NameError: name 'observationDataId' is not defined

In [62]:
print(htm9.pixelization.pixel(3031552))

ConvexPolygon([UnitVector3d(0.773010453362737, -0.6343932841636455, 0.0), UnitVector3d(0.7710605242618138, -0.6367618612362842, 0.0), UnitVector3d(0.7725653343241956, -0.6349265062178546, -0.003337049974569806)])


Because these mappings are fully defined in code, we don't also put them in the database, so `skypix` dimensions don't have their own entries in the `Registry` database.

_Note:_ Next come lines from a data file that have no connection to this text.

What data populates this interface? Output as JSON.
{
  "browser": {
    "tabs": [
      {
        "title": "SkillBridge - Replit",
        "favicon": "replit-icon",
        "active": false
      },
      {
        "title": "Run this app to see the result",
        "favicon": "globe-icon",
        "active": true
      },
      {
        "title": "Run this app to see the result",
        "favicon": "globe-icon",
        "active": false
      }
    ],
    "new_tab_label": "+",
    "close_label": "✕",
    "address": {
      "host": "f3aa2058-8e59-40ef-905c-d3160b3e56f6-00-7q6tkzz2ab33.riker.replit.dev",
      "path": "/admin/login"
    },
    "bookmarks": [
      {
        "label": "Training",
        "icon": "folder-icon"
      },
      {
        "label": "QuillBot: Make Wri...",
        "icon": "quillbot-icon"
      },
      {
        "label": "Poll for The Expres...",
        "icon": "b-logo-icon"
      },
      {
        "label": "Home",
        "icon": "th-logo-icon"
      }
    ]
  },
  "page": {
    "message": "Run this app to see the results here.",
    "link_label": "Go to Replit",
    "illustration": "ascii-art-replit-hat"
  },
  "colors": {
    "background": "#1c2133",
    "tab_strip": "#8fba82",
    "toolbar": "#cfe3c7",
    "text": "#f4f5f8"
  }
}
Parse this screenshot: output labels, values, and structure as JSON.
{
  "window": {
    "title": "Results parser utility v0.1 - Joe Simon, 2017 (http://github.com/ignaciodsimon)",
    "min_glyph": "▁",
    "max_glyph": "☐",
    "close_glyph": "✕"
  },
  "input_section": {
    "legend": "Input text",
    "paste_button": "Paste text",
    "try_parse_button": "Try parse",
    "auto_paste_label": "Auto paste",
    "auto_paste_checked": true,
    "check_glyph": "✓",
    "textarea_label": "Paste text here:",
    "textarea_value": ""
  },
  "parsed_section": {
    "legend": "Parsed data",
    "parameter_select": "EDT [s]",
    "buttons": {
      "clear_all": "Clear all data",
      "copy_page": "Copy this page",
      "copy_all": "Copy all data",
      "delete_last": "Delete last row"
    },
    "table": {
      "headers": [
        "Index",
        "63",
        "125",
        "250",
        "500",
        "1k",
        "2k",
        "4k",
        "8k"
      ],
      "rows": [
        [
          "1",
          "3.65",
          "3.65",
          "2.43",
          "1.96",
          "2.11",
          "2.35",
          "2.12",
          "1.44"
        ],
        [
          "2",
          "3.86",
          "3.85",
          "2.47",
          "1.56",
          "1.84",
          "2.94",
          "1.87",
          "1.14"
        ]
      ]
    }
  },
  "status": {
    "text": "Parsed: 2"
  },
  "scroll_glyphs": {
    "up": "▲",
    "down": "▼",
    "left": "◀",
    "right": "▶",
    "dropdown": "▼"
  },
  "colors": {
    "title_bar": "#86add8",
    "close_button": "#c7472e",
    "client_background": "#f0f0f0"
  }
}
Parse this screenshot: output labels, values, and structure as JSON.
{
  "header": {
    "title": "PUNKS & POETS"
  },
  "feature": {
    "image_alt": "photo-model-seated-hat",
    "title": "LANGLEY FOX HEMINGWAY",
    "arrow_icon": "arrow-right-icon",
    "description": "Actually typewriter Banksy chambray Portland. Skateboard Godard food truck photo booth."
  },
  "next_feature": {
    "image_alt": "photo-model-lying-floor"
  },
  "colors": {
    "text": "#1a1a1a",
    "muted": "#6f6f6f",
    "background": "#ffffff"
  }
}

However, we also use *one* skypix dimension, called the "common" skypix dimension, as a sort of spatial index that relates all other spatial dimensions in the database.  It still doesn't have its own table, but the database does have join tables that relate the common skypix dimension's IDs to the primary keys of other dimensions.  Usually this should be completely transparent.  You can get the common skypix dimension from the universe:

In [63]:
butler.registry.dimensions.commonSkyPix

SkyPixDimension(htm7)

### Querying Dimensions

You can use `Registry.queryDimensions` to run complex queries that return data IDs.  It accepts many of the same arguments as `queryDatasets`, and also returns iterators.  The first set of arguments is the set of dimensions the returned data IDs should include.  This can be any iterable over strings or `Dimension` instances, and will be expanded to a self-consistent `DimensionGraph` automatically:

In [64]:
for dataId in butler.registry.queryDimensions(["visit"], instrument="LSST-ImSim", physical_filter="z"):
    print(dataId)

{instrument: LSST-ImSim, visit: 32683}
{instrument: LSST-ImSim, visit: 443964}
{instrument: LSST-ImSim, visit: 240855}
{instrument: LSST-ImSim, visit: 426663}
{instrument: LSST-ImSim, visit: 237907}
{instrument: LSST-ImSim, visit: 209058}
{instrument: LSST-ImSim, visit: 209066}
{instrument: LSST-ImSim, visit: 13289}
{instrument: LSST-ImSim, visit: 209091}
{instrument: LSST-ImSim, visit: 303558}


It's worth noting that you have to include `instrument` here if you want to pass `physical_filter` as a partial data ID (the same would be true in `queryDataset`) because we convert the given data ID into an `ExpandedDataCoordinate` *before* we run the query.  That can't work unless you specify the `instrument`, because the `physical_filter` dimension has a required dependency on the `instrument` dimension:

In [65]:
for dataId in butler.registry.queryDimensions(["visit"], physical_filter="z"):
    print(dataId)

KeyError: "No value in data ID (None) for required dimension 'instrument'."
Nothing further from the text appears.